If you don't want to go to those lengths, storage facilities exist across the country. "The cost is partly a function of real estate," Hyman says. And the economy. In 2007, the Bridgehampton Motoring Club, which offers 24-hour video surveillance, heat, air conditioning and a charge for the battery, charged $1,200 a month. Now the monthly fee is around $500.

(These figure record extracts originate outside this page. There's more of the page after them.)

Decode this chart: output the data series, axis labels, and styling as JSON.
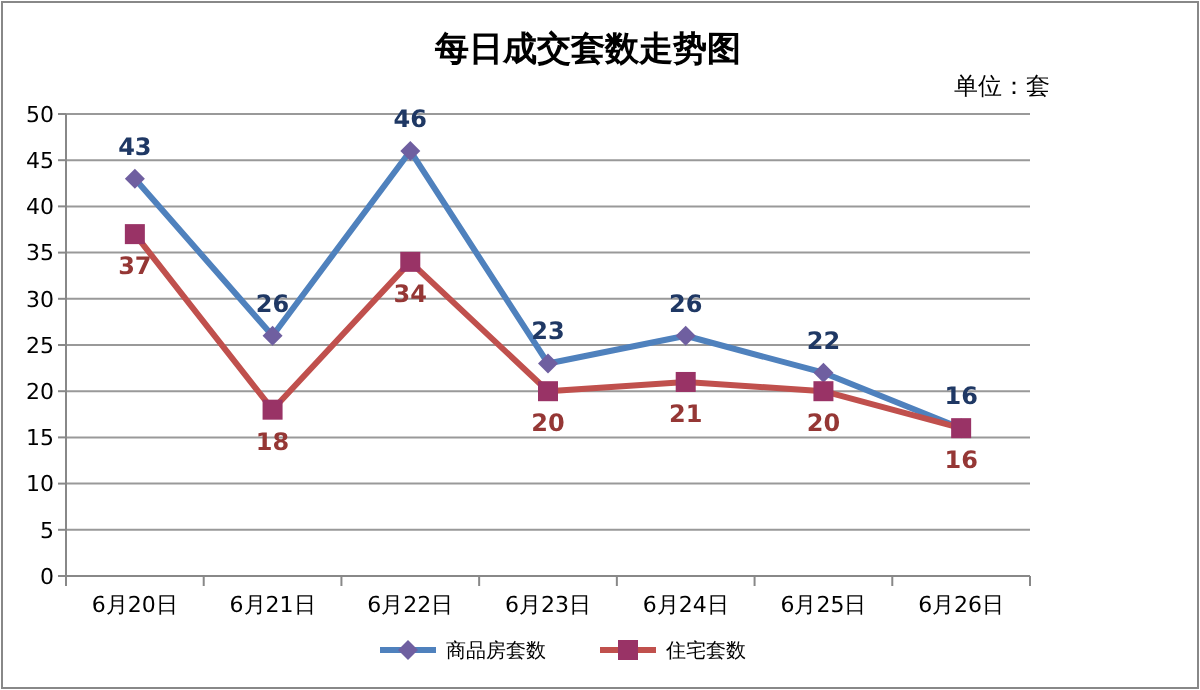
{
  "chart_data": {
    "type": "line",
    "title": "每日成交套数走势图",
    "annotations": [
      "单位：套"
    ],
    "categories": [
      "6月20日",
      "6月21日",
      "6月22日",
      "6月23日",
      "6月24日",
      "6月25日",
      "6月26日"
    ],
    "series": [
      {
        "name": "商品房套数",
        "color": "#4f81bd",
        "marker": "diamond",
        "values": [
          43,
          26,
          46,
          23,
          26,
          22,
          16
        ]
      },
      {
        "name": "住宅套数",
        "color": "#c0504d",
        "marker": "square",
        "values": [
          37,
          18,
          34,
          20,
          21,
          20,
          16
        ]
      }
    ],
    "ylim": [
      0,
      50
    ],
    "yticks": [
      0,
      5,
      10,
      15,
      20,
      25,
      30,
      35,
      40,
      45,
      50
    ],
    "grid": "y",
    "legend": "bottom",
    "data_labels": true
  }
}
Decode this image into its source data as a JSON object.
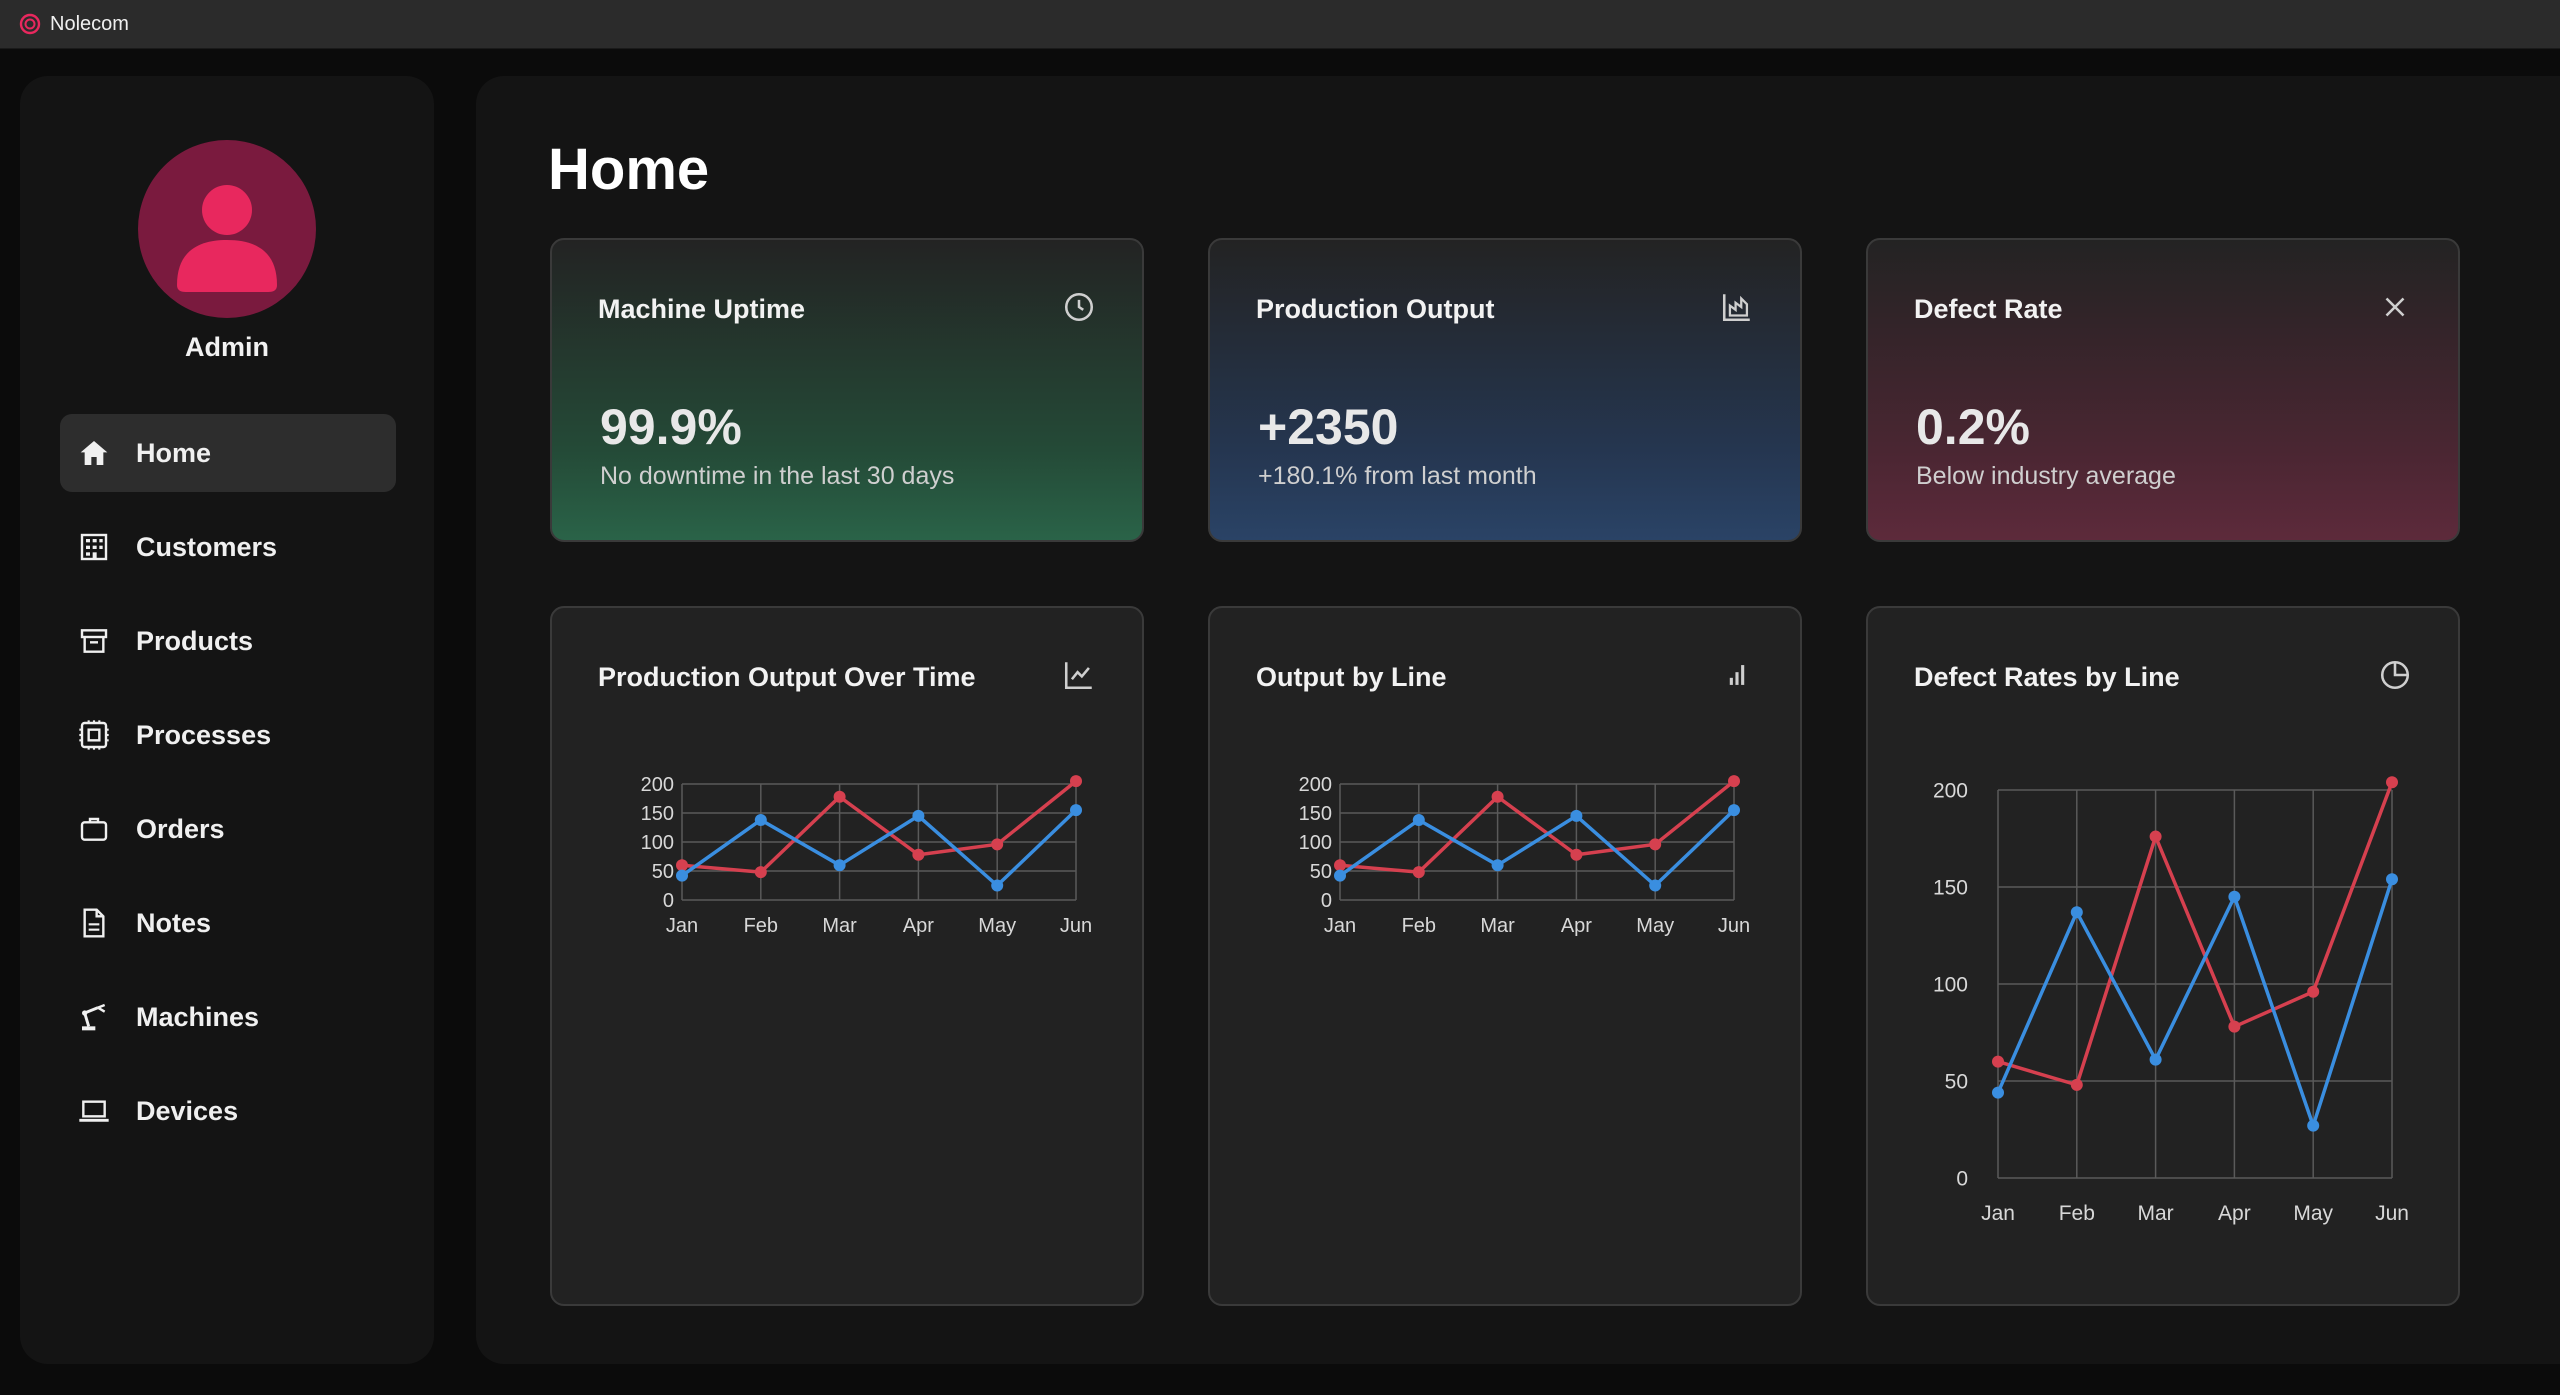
{
  "app": {
    "title": "Nolecom",
    "accent": "#e8285e"
  },
  "sidebar": {
    "user": "Admin",
    "items": [
      {
        "label": "Home",
        "icon": "home-icon",
        "active": true
      },
      {
        "label": "Customers",
        "icon": "building-icon",
        "active": false
      },
      {
        "label": "Products",
        "icon": "archive-box-icon",
        "active": false
      },
      {
        "label": "Processes",
        "icon": "cpu-icon",
        "active": false
      },
      {
        "label": "Orders",
        "icon": "briefcase-icon",
        "active": false
      },
      {
        "label": "Notes",
        "icon": "document-icon",
        "active": false
      },
      {
        "label": "Machines",
        "icon": "robot-arm-icon",
        "active": false
      },
      {
        "label": "Devices",
        "icon": "laptop-icon",
        "active": false
      }
    ]
  },
  "main": {
    "title": "Home",
    "stats": [
      {
        "title": "Machine Uptime",
        "value": "99.9%",
        "sub": "No downtime in the last 30 days",
        "icon": "clock-icon",
        "color": "#2a6348"
      },
      {
        "title": "Production Output",
        "value": "+2350",
        "sub": "+180.1% from last month",
        "icon": "factory-chart-icon",
        "color": "#2a4366"
      },
      {
        "title": "Defect Rate",
        "value": "0.2%",
        "sub": "Below industry average",
        "icon": "x-icon",
        "color": "#5d2a3b"
      }
    ],
    "charts": [
      {
        "title": "Production Output Over Time",
        "icon": "line-chart-icon"
      },
      {
        "title": "Output by Line",
        "icon": "bar-chart-icon"
      },
      {
        "title": "Defect Rates by Line",
        "icon": "pie-chart-icon"
      }
    ]
  },
  "chart_data": [
    {
      "type": "line",
      "categories": [
        "Jan",
        "Feb",
        "Mar",
        "Apr",
        "May",
        "Jun"
      ],
      "ylim": [
        0,
        200
      ],
      "yticks": [
        0,
        50,
        100,
        150,
        200
      ],
      "grid": true,
      "series": [
        {
          "color": "#d6404f",
          "values": [
            60,
            48,
            178,
            78,
            96,
            205
          ]
        },
        {
          "color": "#3a8ee0",
          "values": [
            42,
            138,
            60,
            145,
            25,
            155
          ]
        }
      ]
    },
    {
      "type": "line",
      "categories": [
        "Jan",
        "Feb",
        "Mar",
        "Apr",
        "May",
        "Jun"
      ],
      "ylim": [
        0,
        200
      ],
      "yticks": [
        0,
        50,
        100,
        150,
        200
      ],
      "grid": true,
      "series": [
        {
          "color": "#d6404f",
          "values": [
            60,
            48,
            178,
            78,
            96,
            205
          ]
        },
        {
          "color": "#3a8ee0",
          "values": [
            42,
            138,
            60,
            145,
            25,
            155
          ]
        }
      ]
    },
    {
      "type": "line",
      "categories": [
        "Jan",
        "Feb",
        "Mar",
        "Apr",
        "May",
        "Jun"
      ],
      "ylim": [
        0,
        200
      ],
      "yticks": [
        0,
        50,
        100,
        150,
        200
      ],
      "grid": true,
      "series": [
        {
          "color": "#d6404f",
          "values": [
            60,
            48,
            176,
            78,
            96,
            204
          ]
        },
        {
          "color": "#3a8ee0",
          "values": [
            44,
            137,
            61,
            145,
            27,
            154
          ]
        }
      ]
    }
  ]
}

Use it or lose it applies to your classic car, too. They have to be started up every so often, or the brakes will seize, the clutch will stick, and the engine will rust. The more cars you have, the more difficult this can be. Jay Leno has a staff of four to "exercise" his cars. On the other hand, Ralph Lauren often lends part of his collection to museums where they temporarily become works of art. From April 28 to Aug. 28, the Musee des Arts Decoratifs in Paris exhibited some of his cars, including a 1958 Ferrari 250 TR and a 1938 Bugatti 57S Atlantic.

Count on Unexpected Repair and Restoration

There is no such thing as a warranty when you buy a classic car, and even if it has been beautifully restored, it could have some serious mechanical problems. "If you're a first-time owner, it's worth researching the type of car you're interested in before purchasing it, as maintenance costs can vary greatly," says Hagerty's Klinger.

These can range from a $400 tuneup for a mid-1960s Corvette to $4,000 for a Ferrari 308, he says.

If you take your car to shows and competitions around the country, you'll be paying for airfare, hotels and transport of the car. Getting your car from coast to coast ranges from $1,600 to $2,000, says Hyman, the classic car dealer. But you'll want to spend money to make the car Concours-ready -- as near-perfect as possible.

"This can cost from $1,000 to $10,000, depending on if you just want the car polished or the engine re-detailed," Hyman says.